Ну, конечно, я помнил его. Дурацкий бар в виде огромного глобуса, который я выставил в Катин чулан, после того, как отец освободил мне кабинет. Он мне никогда не нравился.

- Что-то не припомню я там никаких бумаг, - сказал я матери. - И вообще, я сомневаюсь, что папа держал там что-то ценное. Для этого есть банк.

- Сынок, поедь, пожалуйста, завтра в Зималетто, поищи эти бумаги. Чтобы дать ход завещанию, нужно поскорее найти все оригиналы документов. Раз он пишет, что в глобусе что-то было, по крайней мере, нужно проверить, не так ли? Я бы и сама съездила, но мне нужно быть у нотариуса в первой половине дня.

Я пожал плечами:

- Хорошо, мам, я съезжу. А потом сразу уеду в Киев.

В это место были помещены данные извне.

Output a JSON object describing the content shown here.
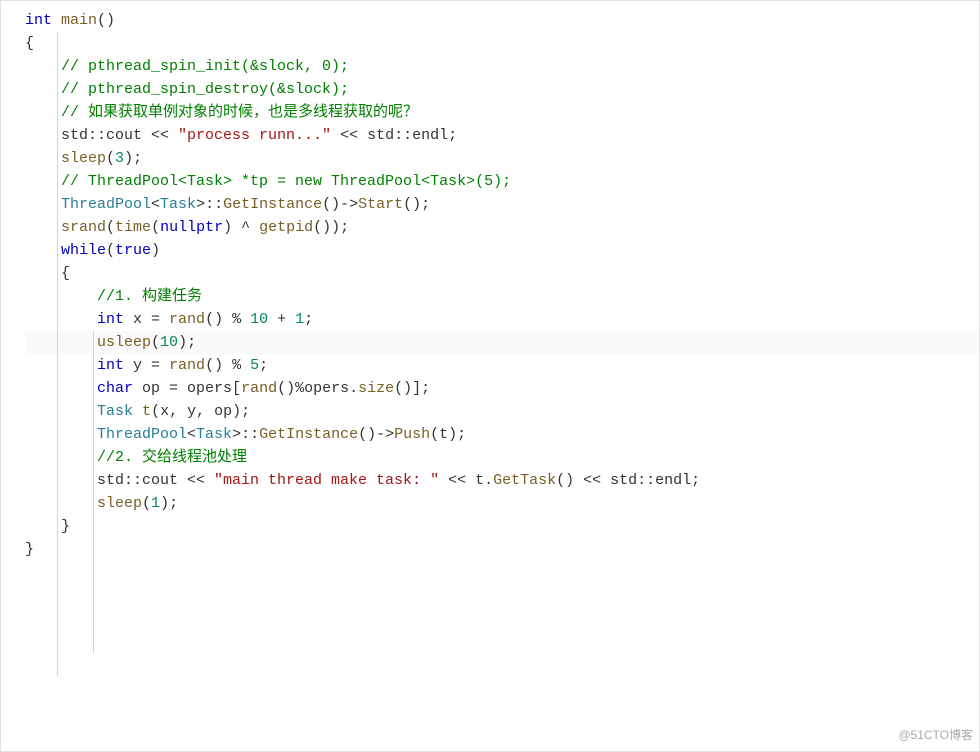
{
  "watermark": "@51CTO博客",
  "code": {
    "l1": {
      "a": "int",
      "b": " ",
      "c": "main",
      "d": "()"
    },
    "l2": "{",
    "l3": "    // pthread_spin_init(&slock, 0);",
    "l4": "    // pthread_spin_destroy(&slock);",
    "l5": "",
    "l6": "    // 如果获取单例对象的时候，也是多线程获取的呢？",
    "l7": {
      "a": "    std::cout << ",
      "b": "\"process runn...\"",
      "c": " << std::endl;"
    },
    "l8": {
      "a": "    ",
      "b": "sleep",
      "c": "(",
      "d": "3",
      "e": ");"
    },
    "l9": "    // ThreadPool<Task> *tp = new ThreadPool<Task>(5);",
    "l10": {
      "a": "    ",
      "b": "ThreadPool",
      "c": "<",
      "d": "Task",
      "e": ">::",
      "f": "GetInstance",
      "g": "()->",
      "h": "Start",
      "i": "();"
    },
    "l11": {
      "a": "    ",
      "b": "srand",
      "c": "(",
      "d": "time",
      "e": "(",
      "f": "nullptr",
      "g": ") ^ ",
      "h": "getpid",
      "i": "());"
    },
    "l12": "",
    "l13": {
      "a": "    ",
      "b": "while",
      "c": "(",
      "d": "true",
      "e": ")"
    },
    "l14": "    {",
    "l15": "        //1. 构建任务",
    "l16": {
      "a": "        ",
      "b": "int",
      "c": " x = ",
      "d": "rand",
      "e": "() % ",
      "f": "10",
      "g": " + ",
      "h": "1",
      "i": ";"
    },
    "l17": {
      "a": "        ",
      "b": "usleep",
      "c": "(",
      "d": "10",
      "e": ");"
    },
    "l18": {
      "a": "        ",
      "b": "int",
      "c": " y = ",
      "d": "rand",
      "e": "() % ",
      "f": "5",
      "g": ";"
    },
    "l19": {
      "a": "        ",
      "b": "char",
      "c": " op = opers[",
      "d": "rand",
      "e": "()%opers.",
      "f": "size",
      "g": "()];"
    },
    "l20": "",
    "l21": {
      "a": "        ",
      "b": "Task",
      "c": " ",
      "d": "t",
      "e": "(x, y, op);"
    },
    "l22": {
      "a": "        ",
      "b": "ThreadPool",
      "c": "<",
      "d": "Task",
      "e": ">::",
      "f": "GetInstance",
      "g": "()->",
      "h": "Push",
      "i": "(t);"
    },
    "l23": "        //2. 交给线程池处理",
    "l24": {
      "a": "        std::cout << ",
      "b": "\"main thread make task: \"",
      "c": " << t.",
      "d": "GetTask",
      "e": "() << std::endl;"
    },
    "l25": "",
    "l26": {
      "a": "        ",
      "b": "sleep",
      "c": "(",
      "d": "1",
      "e": ");"
    },
    "l27": "    }",
    "l28": "}"
  }
}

Искушение было слишком велико. Ведь там в Зималетто, работала та, которую я любил больше жизни… Я смогу ее завтра увидеть. А дурацкий глобус был неожиданным поводом.

Сердце забилось учащенно, а ладони вспотели. Я вытер руки о штаны. Ты женат, Жданов, а эти игры в прошлом. Нет больше Катеньки, и постарайся забыть о ней.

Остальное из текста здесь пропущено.